Jennifer (gaaneden) wrote,
Jennifer
gaaneden

Updated...

Abstract Thoughts has been updated with Mid-Life Muddle - which isn't really a whine. I'm just muddling through thoughts on my professional life.

October 17
Mid-Life Muddle

I am beginning to think that I am going through some sort of "mid-life crisis" thing and have been for about four to five months. I don't know if I'm early for such a thing or not but I know I have been questioning my life and my profession for most of that time. I guess the crux of the pondering that be summed up as "I don't think I want to remain in the tech sector anymore. I'm not really happy with things as they are." Maybe it's just a mid-life muddle.

I honestly can't say that I -dislike- where I am working now. Really. It is pretty laid back, it's got a good VPN set up and I can do the job I was hired to do. I'm also learning all sorts of interesting stuff about SQL queries and databases. I even had a good chat this afternoon with the guy who hired me who was supposed to be my boss but got outvoted. He asked me how things were going and I honestly told him things are going well enough. I'm not thrilled about the bullpen set up that we are all moving to at the end of the month but he was very enthusiastic about the idea of me getting Japanese screens or a beaded curtain thing to minimize the distraction factor.

That all said, I can't tell you how many times I have pondered quitting my job and selling my house in order to become a barista in recent weeks.

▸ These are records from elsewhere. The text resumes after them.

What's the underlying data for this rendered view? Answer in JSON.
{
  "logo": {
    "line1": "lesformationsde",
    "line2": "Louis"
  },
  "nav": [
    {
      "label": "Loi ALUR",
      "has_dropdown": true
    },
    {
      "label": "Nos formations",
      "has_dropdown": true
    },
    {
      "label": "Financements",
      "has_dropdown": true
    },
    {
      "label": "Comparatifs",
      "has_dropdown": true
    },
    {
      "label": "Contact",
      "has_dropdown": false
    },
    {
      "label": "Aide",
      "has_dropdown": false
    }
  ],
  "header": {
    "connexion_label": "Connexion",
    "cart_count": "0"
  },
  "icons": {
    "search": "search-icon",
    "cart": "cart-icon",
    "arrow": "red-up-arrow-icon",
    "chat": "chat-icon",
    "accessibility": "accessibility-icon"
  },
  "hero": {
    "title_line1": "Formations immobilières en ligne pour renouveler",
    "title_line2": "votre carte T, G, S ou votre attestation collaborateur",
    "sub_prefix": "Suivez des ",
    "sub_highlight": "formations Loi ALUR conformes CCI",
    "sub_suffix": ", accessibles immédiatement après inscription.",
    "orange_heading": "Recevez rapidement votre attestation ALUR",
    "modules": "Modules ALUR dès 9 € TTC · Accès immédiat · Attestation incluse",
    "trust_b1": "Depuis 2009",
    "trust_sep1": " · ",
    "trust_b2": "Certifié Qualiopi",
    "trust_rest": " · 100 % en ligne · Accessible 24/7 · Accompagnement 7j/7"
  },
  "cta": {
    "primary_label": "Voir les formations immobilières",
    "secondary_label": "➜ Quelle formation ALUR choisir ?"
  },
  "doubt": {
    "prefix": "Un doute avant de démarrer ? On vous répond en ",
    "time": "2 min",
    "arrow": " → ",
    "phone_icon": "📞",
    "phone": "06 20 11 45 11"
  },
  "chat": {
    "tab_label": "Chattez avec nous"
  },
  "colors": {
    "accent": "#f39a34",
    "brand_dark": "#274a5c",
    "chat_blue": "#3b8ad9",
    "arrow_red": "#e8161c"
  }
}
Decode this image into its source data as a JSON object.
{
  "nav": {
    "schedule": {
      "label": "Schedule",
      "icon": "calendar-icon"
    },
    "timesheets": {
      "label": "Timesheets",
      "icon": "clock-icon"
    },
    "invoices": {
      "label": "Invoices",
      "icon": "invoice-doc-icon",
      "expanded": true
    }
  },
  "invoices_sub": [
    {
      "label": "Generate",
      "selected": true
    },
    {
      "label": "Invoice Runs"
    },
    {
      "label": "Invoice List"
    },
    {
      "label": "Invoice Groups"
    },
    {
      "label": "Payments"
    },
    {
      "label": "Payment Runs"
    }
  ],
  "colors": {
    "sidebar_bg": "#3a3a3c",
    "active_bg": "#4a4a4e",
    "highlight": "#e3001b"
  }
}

However, I do have a hefty mortgage to pay. Thus, I do need a job that makes a certain amount a month. Or roommates. Or both. I happen to have both right now. Or, I could finally decide (for definitely certain... maybe) that owning a home really isn't for me and sell it next year during the prime real estate market time. This, of course, would require that I move. Which, of course, I hate doing but will have to do if I sell my condo. The condo that I love but is currently very expensive to live in.

Ok. So, the condo (to sell or not) is a separate issue. The main issue, I suppose, is what do I want to do with myself if I leave the tech sector?

A friend, Glenn, was talking about a 'fantastic' opportunity as an insurance adjuster in flood regions that could net me as much as I would need in a yearly salary in 2-3 months. However, it would also involve me traveling to live in the south for those 2-3 months. I think I want to hear about his experience with this before I give that sort of thing a try. It sounds interesting and would allow me to have 8-9 months "free" to write for the rest of the year.

I could go look into those State and County openings to see if any of them appeal. The problem with this is the fact that I don't know enough about these types of jobs to know if I'd like them. I've been pondering a 911 operator job or a police dispatch job or, heck, working at the DMV. The benefits of a State/County job are job security and benefits. It's not great work but it is the kind of job that you leave when you go home.

I have thought of getting retrained as a dental assistant or a paralegal. Mostly because I know both jobs are in demand and are vaguely interesting to me. Sometimes, I ponder the idea of working in private investigation. Again, it is something that sounds interesting to me. I wonder what kind of training you need to become a licensed psychologist.

I suppose I don't have to leave the tech sector altogether. I could get back into contracting for a year or so. That would keep me at a salary I want while giving me escape options if I need them. Alternately, I could go back into straight game testing again. I really enjoyed game testing. It was a lot of fun to me. It was also a job I could leave at the office when I left. It doesn't pay a lot but I really liked it.

What I really need is a career type counselor person to talk to. Someone to talk to about the issues I'm having now and what to do about them or where to direct my career change search towards. I've been in QA/Test for almost 12 years now. I think I want something new. I just don't know what. I really don't want to go from a high paying job that I'm not happy with to a low paying job that I'm not happy with. Just doesn't make sense to me.

With my luck, everyone I would talk to would tell me I'm insane for wanting to get out of the tech sector; that most people are trying to go the other way. It's true. However, I do know of a friend of mine who couldn't keep a job during the Dot Bomb, retrained as a dental assistant, and has never wanted for a job since.

Meh. I'm not sure what I want except for someone to pay me for being me. Guess I'll go pay my math tax so I can at least dream of not working a 9-to-5 job.